Como fazer cortes difíceis no orçamento
Com demissões e reduções salariais abruptas, brasileiros são obrigados a tomar decisões duras para lidar com a nova realidade financeira
Matéria originalmente publicada na Revista VOCÊ S/A, edição 265, em 19 de junho de 2020.
Thais Gonçalves Galli, de 32 anos, trabalha como coordenadora de eventos em um hotel da capital paulista. Com o segmento completamente parado por causa do coronavírus, ela recebeu em abril a notícia de que teria o contrato suspenso por dois meses. O salário caiu pela metade. Seu noivo, Marcelo Nogueira Batista, de 37 anos, que trabalha como supervisor de banquetes em outro hotel, teve o mesmo destino. De uma hora para outra, o casal — que tem um financiamento imobiliário — se viu obrigado a baixar drasticamente o padrão de vida.
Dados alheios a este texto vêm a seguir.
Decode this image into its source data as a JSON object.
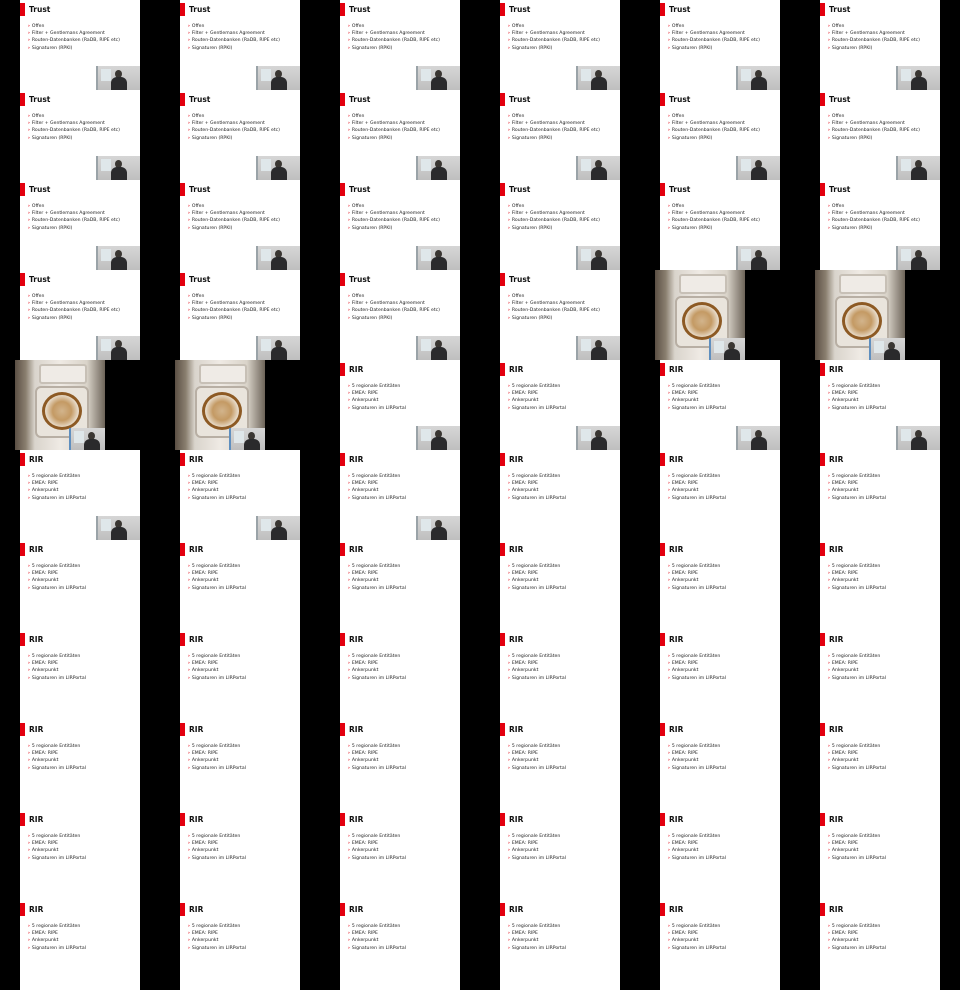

O revés vivido pelos dois profissionais ilustra a realidade de milhões de brasileiros. Nos últimos três meses, segundo o IBGE, 4,9 milhões de postos de trabalho formais e informais foram fechados no país. Além disso, só em abril, mais de 2,5 milhões de pessoas tiveram seus contratos suspensos ou salários diminuídos. A situação é crítica. De acordo com levantamento do Instituto Locomotiva, especializado em pesquisas, 51% dos entrevistados já tiveram queda efetiva na renda desde que a doença se instalou no país, em meados de março. O estudo mostra também que 53% ainda esperam ter os rendimentos familiares prejudicados e que apenas 6% devem manter o mesmo patamar financeiro de antes da crise de covid-19.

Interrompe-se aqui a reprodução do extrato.